Mays was permitted to remain on staff for several reasons, according to the church spokesman, including strict court-ordered requirements, the magistrate identifying significant punishment already received through his employer (Hillsong), and the “low level objective seriousness of the offense.”

He is still employed by Hillsong in an administrative capacity.

Ms Crenshaw expressed surprise that Mays retained employment following her conviction.

“One thing I believe is insane, it is truly insane, is that after everything Hillsong has been through, I assumed it would be handled better. They appear to be strong on these issues, but when it comes to someone they know, the rules change,” she explained.

Taking the initiative.

Anna Crenshaw felt compelled to speak out about her assault after becoming acquainted with Hillsong’s teachings while in college.

“At the time of my disclosure, I had been a member of Hillsong for approximately three years. I believed they cared about abuse and other such issues because I heard their teaching,” she explained.

“I was hesitant to come forward, and when I did, I felt as though I was the issue, rather than what actually occurred.”

She stated that since sharing her story, she has been contacted by Hillsong members worldwide who have been in a similar situation to herself.

She stated that she has been contacted by at least five individuals regarding issues at Hillsong College, Sydney and the Hills Campus.

Ms Crenshaw stated that she did not wish to elaborate further because she did not wish to reveal anything that could be used to identify others.

The incident, combined with information about other victims, has altered her opinion of the megachurch, which she claims cares more about their perception than their community.

“I would not recommend going to Hillsong for worship. They’re a wonderful church in many ways, but until they’re willing to accept accountability, I wouldn’t call it a safe space,” she said.

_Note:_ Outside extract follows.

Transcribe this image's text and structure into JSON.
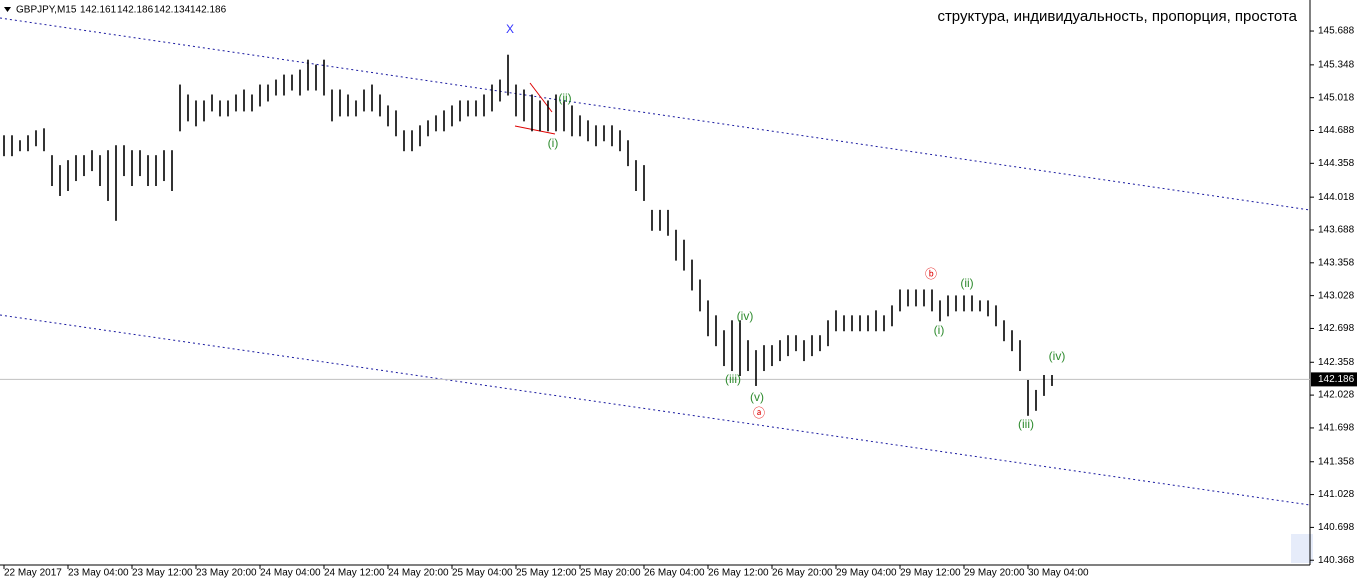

“I believe they are more concerned with their own image than with that of their congregation. It’s an odd approach; nowadays, people simply want people to be accountable.”

Ms Crenshaw returned to Philadelphia on June 25 after a five-year stay in Australia.

She maintains her Christian faith and stated that her assault had had no effect on her faith.

“When I was a child, I discovered that my relationship with God is distinct from the church. That aided me in maintaining a strong faith in God despite all of this,” she explained.